Потом мы сидим в кафе. Мне все еще смешно при воспоминании об огромном костяном ожерелье вокруг шеи лежащей женщины из дерева. Генри говорит о своих книгах, о своих идеях, о своих записях. Такое изобилие, такое богатство!
Его «Черная весна», его сценарий, его книга о фильмах, его книга о Джун. Он совсем растерялся.
— Теперь я отправляюсь в Китай.
— А что ты подразумеваешь под Китаем?
Генри начал с довольно туманных объяснений. Китай, кажется, означает определенные условия существования… мир простого бытия. Где живут, как растения, — бессознательно. Никакой воли. Великая невозмутимость, как у индусов: они же позволяют себе быть бездеятельными, чтобы позволить упавшему в них семени прорасти и расцвести. Что-то среднее между волей европейцев и восточной кармой.
Но до конца в «Китайской идее» Генри я не разобралась. Временами я чувствовала, что он имеет в виду, но это выглядело натянуто и ненадежно. Жизнь его была долгим противостоянием принципу воли; впрочем, ему это было нетрудно: он и родился лишенным воли, он родился бездеятельным. Это была философия, рожденная темпераментом. Он позволял событиям происходить. Он считает, что ради сохранения способности наслаждаться жизнью надо бы поосторожней обращаться с принципом воли, умерить здесь пыл; вот это он и намерен выразить в литературе. Ведь он человек, уклоняющийся от будничных трудов, ответственности, всяких (в том числе и семейных) уз. Освободил себя от всех обязанностей, кроме одной: писать, возможно, и за счет других, за счет маленьких людей и мелких в сравнении с ним художников.
Но для работы разве ему не понадобится воля и энергия других? Он говорит о необходимости разобраться в его заметках, горы листков бумаги с его каракулями. Организовать. Много раз приходилось мне двумя руками зарываться в этот хаос, организовывать сначала человека, а потом его работу. Чтобы быть верным самому себе, ему не следовало бы требовать от меня всего этого: соединять отрывочные заметки, придавать им цельность, выявлять суть.
Потому что он, на самом деле, дада.
Манифест дадаизма.
Dada, c'est tout, се n'est rien, c'est oui en Russe, c'est quelque chose en Roumain, c'est quelque chose en presque toutes les langues et qui n'a pas son dada, c'est l'absurde absolu, l'absolu du fou, du non, c'est l'art pour l'art, c'est Dada.[130]
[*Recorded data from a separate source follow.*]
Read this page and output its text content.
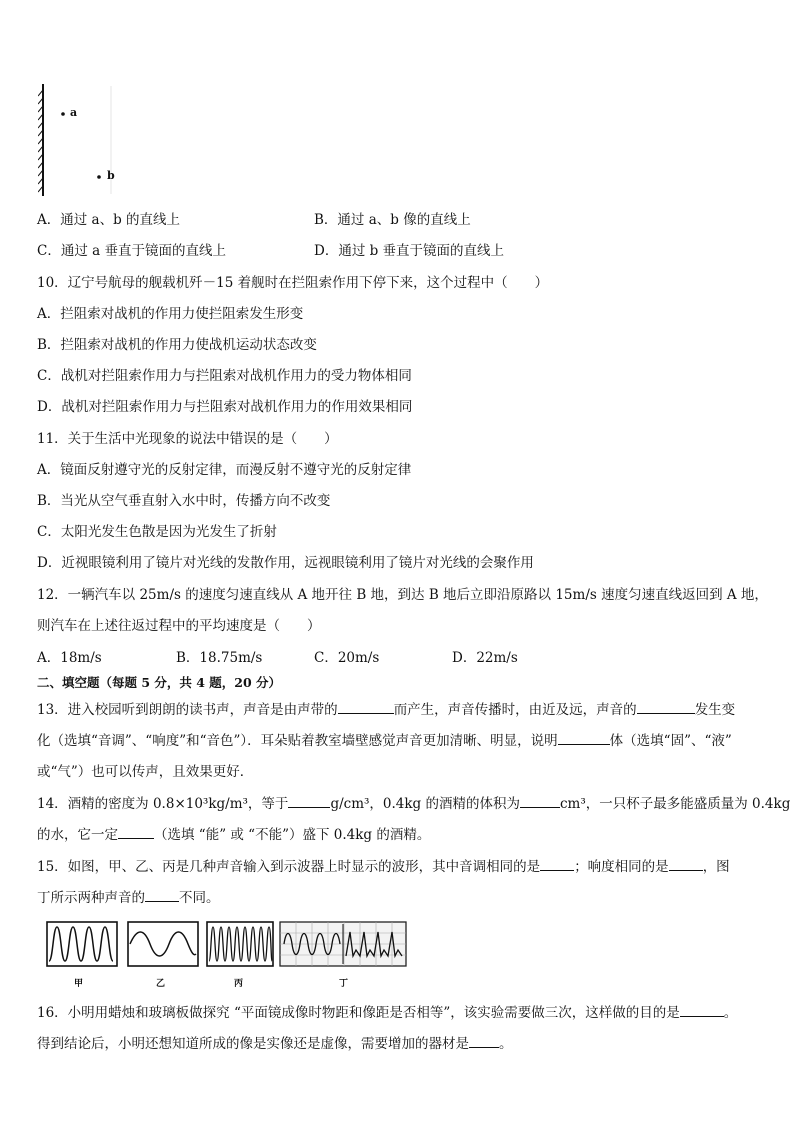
a
b
A．通过 a、b 的直线上	B．通过 a、b 像的直线上
C．通过 a 垂直于镜面的直线上	D．通过 b 垂直于镜面的直线上
10．辽宁号航母的舰载机歼－15 着舰时在拦阻索作用下停下来，这个过程中（　　）
A．拦阻索对战机的作用力使拦阻索发生形变
B．拦阻索对战机的作用力使战机运动状态改变
C．战机对拦阻索作用力与拦阻索对战机作用力的受力物体相同
D．战机对拦阻索作用力与拦阻索对战机作用力的作用效果相同
11．关于生活中光现象的说法中错误的是（　　）
A．镜面反射遵守光的反射定律，而漫反射不遵守光的反射定律
B．当光从空气垂直射入水中时，传播方向不改变
C．太阳光发生色散是因为光发生了折射
D．近视眼镜利用了镜片对光线的发散作用，远视眼镜利用了镜片对光线的会聚作用
12．一辆汽车以 25m/s 的速度匀速直线从 A 地开往 B 地，到达 B 地后立即沿原路以 15m/s 速度匀速直线返回到 A 地，
则汽车在上述往返过程中的平均速度是（　　）
A．18m/s	B．18.75m/s	C．20m/s	D．22m/s
二、填空题（每题 5 分，共 4 题，20 分）
13．进入校园听到朗朗的读书声，声音是由声带的	而产生，声音传播时，由近及远，声音的	发生变
化（选填“音调”、“响度”和“音色”）．耳朵贴着教室墙壁感觉声音更加清晰、明显，说明	体（选填“固”、“液”
或“气”）也可以传声，且效果更好．
14．酒精的密度为 0.8×10³kg/m³，等于	g/cm³，0.4kg 的酒精的体积为	cm³，一只杯子最多能盛质量为 0.4kg
的水，它一定	（选填 “能” 或 “不能”）盛下 0.4kg 的酒精。
15．如图，甲、乙、丙是几种声音输入到示波器上时显示的波形，其中音调相同的是	；响度相同的是	，图
丁所示两种声音的	不同。
甲	乙	丙	丁
16．小明用蜡烛和玻璃板做探究 “平面镜成像时物距和像距是否相等”，该实验需要做三次，这样做的目的是	。
得到结论后，小明还想知道所成的像是实像还是虚像，需要增加的器材是 。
Я люблю сумерки и темноту. Я люблю хождение по улицам Парижа, я иду, и мне представляется Захер-Мазох. Он такой, каким я вижу его на обложке книги: стелется в ногах у обнаженной красавицы, еле-еле прикрытой мехами, она в высоких сапогах, и она хлещет его плетью. Эта красавица обманывает его постоянно, но он сам просил ее об этом. Вот и сейчас он с вожделением смотрит на свирепого вида служанку, потому что думает, что та обойдется с ним еще круче, чем ее хозяйка.